KARACHI: In her very short span of life, Zahida Khatoon Sherwani (1894-1922) not only emerged in the literary circles as a distinguished writer and poet but also managed to actively promote women’s rights as a feminist campaigner at a time when women, particularly Muslim women, faced gender discrimination in the subcontinent.

She chose to be known by the initials of her name — Zay Khay Sheen — because the society she lived in did not allow women to become a writer or poet or even raise their voice for rights.

Discovering a lost chapter of the subcontinent’s literary history, known writer and poet Dr Fatima Hasan, who chose Zay Khay Sheen for her doctoral thesis, said in her lecture organised by the Working Women Welfare Trust on Saturday. She said that the young activist rebelled against the system and gender bias at the age of nine when she started a campaign for women’s rights from the platform of the Young Sherwani Association.

Besides playing an active role in the campaign, she continued to create awareness of rights among the women of the subcontinent through her writings and poetry, said Dr Hasan.

About her works, Dr Hasan said Zay Khay Sheen’s contribution to Urdu literature was in no way inferior to that of some of the leading literary figures of the region.

Zay Khay Sheen’s contemporaries were Hali, Shibli and Iqbal. “She was a visionary and she wrote on a variety of topics such as farming and farmers, World War, Aligarh University and the Khilafat Movement. Her poetic work ‘Masnavi Aina-i-Haram’ on women’s rights was like Allama Iqbal’s ‘Shikwa’ and drew the latter’s remarks that had Zay Khay Sheen lived longer, she would have achieved as much as he did,” Dr Hasan said.
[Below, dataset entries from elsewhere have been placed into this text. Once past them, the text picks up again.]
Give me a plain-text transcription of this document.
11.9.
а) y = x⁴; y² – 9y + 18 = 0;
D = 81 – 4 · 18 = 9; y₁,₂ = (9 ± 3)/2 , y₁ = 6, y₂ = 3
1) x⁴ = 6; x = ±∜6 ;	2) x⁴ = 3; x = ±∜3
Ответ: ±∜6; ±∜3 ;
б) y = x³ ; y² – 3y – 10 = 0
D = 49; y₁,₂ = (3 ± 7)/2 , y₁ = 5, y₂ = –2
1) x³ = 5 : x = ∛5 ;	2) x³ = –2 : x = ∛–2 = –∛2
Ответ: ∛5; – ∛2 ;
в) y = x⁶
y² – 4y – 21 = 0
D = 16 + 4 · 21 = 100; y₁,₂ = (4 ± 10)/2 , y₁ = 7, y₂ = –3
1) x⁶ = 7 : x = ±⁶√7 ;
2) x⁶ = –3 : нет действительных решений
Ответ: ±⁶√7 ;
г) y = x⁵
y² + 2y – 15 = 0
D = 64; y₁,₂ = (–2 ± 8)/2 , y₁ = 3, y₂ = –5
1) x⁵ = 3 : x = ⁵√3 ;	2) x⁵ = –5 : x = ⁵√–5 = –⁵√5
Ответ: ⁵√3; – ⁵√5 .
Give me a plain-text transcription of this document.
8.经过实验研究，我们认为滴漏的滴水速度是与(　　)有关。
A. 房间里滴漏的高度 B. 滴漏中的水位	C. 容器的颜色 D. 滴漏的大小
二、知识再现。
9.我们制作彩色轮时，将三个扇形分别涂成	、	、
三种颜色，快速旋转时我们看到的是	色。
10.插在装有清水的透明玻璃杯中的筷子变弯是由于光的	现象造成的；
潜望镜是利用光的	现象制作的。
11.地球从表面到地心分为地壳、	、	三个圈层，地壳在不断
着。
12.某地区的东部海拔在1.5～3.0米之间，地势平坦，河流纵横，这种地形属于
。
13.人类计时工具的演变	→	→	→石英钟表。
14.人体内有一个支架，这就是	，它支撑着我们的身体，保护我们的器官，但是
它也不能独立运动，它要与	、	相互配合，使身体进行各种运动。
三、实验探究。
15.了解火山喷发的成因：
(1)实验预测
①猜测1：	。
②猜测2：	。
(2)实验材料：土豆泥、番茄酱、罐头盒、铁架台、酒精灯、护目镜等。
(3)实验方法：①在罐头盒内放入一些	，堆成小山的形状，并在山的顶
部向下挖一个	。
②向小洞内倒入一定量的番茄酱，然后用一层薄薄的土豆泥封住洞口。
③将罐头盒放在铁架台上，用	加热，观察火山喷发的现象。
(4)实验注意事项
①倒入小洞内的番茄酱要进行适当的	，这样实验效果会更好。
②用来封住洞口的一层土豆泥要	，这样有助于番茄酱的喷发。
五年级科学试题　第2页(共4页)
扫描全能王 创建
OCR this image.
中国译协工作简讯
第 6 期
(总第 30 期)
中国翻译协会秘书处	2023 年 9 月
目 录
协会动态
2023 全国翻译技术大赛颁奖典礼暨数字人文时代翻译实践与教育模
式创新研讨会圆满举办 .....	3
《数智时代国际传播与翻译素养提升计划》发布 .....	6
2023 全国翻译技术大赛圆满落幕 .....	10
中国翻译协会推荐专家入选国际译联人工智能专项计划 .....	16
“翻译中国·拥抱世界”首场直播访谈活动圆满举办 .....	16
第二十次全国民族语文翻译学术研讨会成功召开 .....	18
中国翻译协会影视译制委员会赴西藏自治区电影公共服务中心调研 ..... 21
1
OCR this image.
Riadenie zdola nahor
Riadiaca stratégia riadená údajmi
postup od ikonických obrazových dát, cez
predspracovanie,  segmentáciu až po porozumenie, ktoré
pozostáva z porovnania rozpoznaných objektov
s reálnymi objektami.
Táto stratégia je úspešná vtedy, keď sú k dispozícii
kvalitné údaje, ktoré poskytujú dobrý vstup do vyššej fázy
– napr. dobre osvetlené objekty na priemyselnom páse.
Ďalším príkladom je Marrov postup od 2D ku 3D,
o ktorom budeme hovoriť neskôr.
“Hailing from a family that played a significant role in the establishment of Aligarh University and being the daughter of Nawab Muzamillah Khan, who was a friend of Sir Syed Ahmed Khan, Zay Khay Sheen took part in various feminist activities aimed at promoting and encouraging women’s right to education and empowerment. Even the tragedies of the death ofher grandparents, mother, brother and fiancé that she suffered in her very young age could not deter her from continuing with the mission,” said Dr Hasan.

She said that one of the young campaigner’s poems ‘Mosul ka tail’, published in Maulana Zafar Ali Khan’s newspaper, Zameendar, highlighted the importance of oil in the international economy and the West’s move to control oil deposits around the world. Her father cautioned her against exposing the British but she appeared adamant.

However, one must appreciate the vision and the level of intellect of a girl grown up in an adverse environment, she added Dr Hasan told the audience that she studied works of a lot of women poets but Zay Khay Sheen’s poetry impressed her most. “Her relatives and her letters she had written to some friends of her provided me considerable material for my doctoral thesis on her works but Ialso came to know that much of her poetic work and a book she had authored were unaccounted for,” Dr Hasan said.

Working Women’s Welfare Trust chairperson Musfira Jamal also spoke.